Check out our latest analysis for SRAX

What Is SRAX's Debt?

As you can see below, at the end of June 2021, SRAX had US$3.83m of debt, up from US$3.60m a year ago. Click the image for more detail. However, it does have US$34.2m in cash offsetting this, leading to net cash of US$30.4m.

debt-equity-history-analysis
debt-equity-history-analysis

A Look At SRAX's Liabilities

Zooming in on the latest balance sheet data, we can see that SRAX had liabilities of US$21.7m due within 12 months and liabilities of US$313.0k due beyond that. Offsetting these obligations, it had cash of US$34.2m as well as receivables valued at US$2.17m due within 12 months. So it actually has US$14.3m more liquid assets than total liabilities.
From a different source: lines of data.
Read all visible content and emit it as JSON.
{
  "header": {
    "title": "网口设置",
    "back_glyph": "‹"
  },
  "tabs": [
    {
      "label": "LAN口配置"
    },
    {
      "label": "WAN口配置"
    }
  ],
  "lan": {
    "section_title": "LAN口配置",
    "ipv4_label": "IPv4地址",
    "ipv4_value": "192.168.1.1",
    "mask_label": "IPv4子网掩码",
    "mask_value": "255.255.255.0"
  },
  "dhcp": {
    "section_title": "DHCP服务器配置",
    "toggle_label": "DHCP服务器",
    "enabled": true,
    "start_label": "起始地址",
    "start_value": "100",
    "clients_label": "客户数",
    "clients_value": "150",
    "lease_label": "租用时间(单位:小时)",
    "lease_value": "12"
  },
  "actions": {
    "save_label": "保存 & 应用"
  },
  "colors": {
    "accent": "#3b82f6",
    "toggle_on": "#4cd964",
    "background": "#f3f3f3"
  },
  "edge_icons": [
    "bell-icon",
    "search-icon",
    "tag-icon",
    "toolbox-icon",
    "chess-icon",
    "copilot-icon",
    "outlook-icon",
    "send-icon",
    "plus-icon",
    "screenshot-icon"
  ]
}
This surplus suggests that SRAX has a conservative balance sheet, and could probably eliminate its debt without much difficulty. Succinctly put, SRAX boasts net cash, so it's fair to say it does not have a heavy debt load! When analysing debt levels, the balance sheet is the obvious place to start. But ultimately the future profitability of the business will decide if SRAX can strengthen its balance sheet over time. So if you want to see what the professionals think, you might find this free report on analyst profit forecasts to be interesting.

Over 12 months, SRAX reported revenue of US$20m, which is a gain of 462%, although it did not report any earnings before interest and tax. When it comes to revenue growth, that's like nailing the game winning 3-pointer!

So How Risky Is SRAX?

By their very nature companies that are losing money are more risky than those with a long history of profitability. And we do note that SRAX had an earnings before interest and tax (EBIT) loss, over the last year. And over the same period it saw negative free cash outflow of US$22m and booked a US$23m accounting loss. Given it only has net cash of US$30.4m, the company may need to raise more capital if it doesn't reach break-even soon. The good news for shareholders is that SRAX has dazzling revenue growth, so there's a very good chance it can boost its free cash flow in the years to come. High growth pre-profit companies may well be risky, but they can also offer great rewards. The balance sheet is clearly the area to focus on when you are analysing debt. But ultimately, every company can contain risks that exist outside of the balance sheet. These risks can be hard to spot. Every company has them, and we've spotted 3 warning signs for SRAX (of which 1 makes us a bit uncomfortable!) you should know about.

If you're interested in investing in businesses that can grow profits without the burden of debt, then check out this free list of growing businesses that have net cash on the balance sheet.

This article by Simply Wall St is general in nature. We provide commentary based on historical data and analyst forecasts only using an unbiased methodology and our articles are not intended to be financial advice. It does not constitute a recommendation to buy or sell any stock, and does not take account of your objectives, or your financial situation. We aim to bring you long-term focused analysis driven by fundamental data. Note that our analysis may not factor in the latest price-sensitive company announcements or qualitative material. Simply Wall St has no position in any stocks mentioned.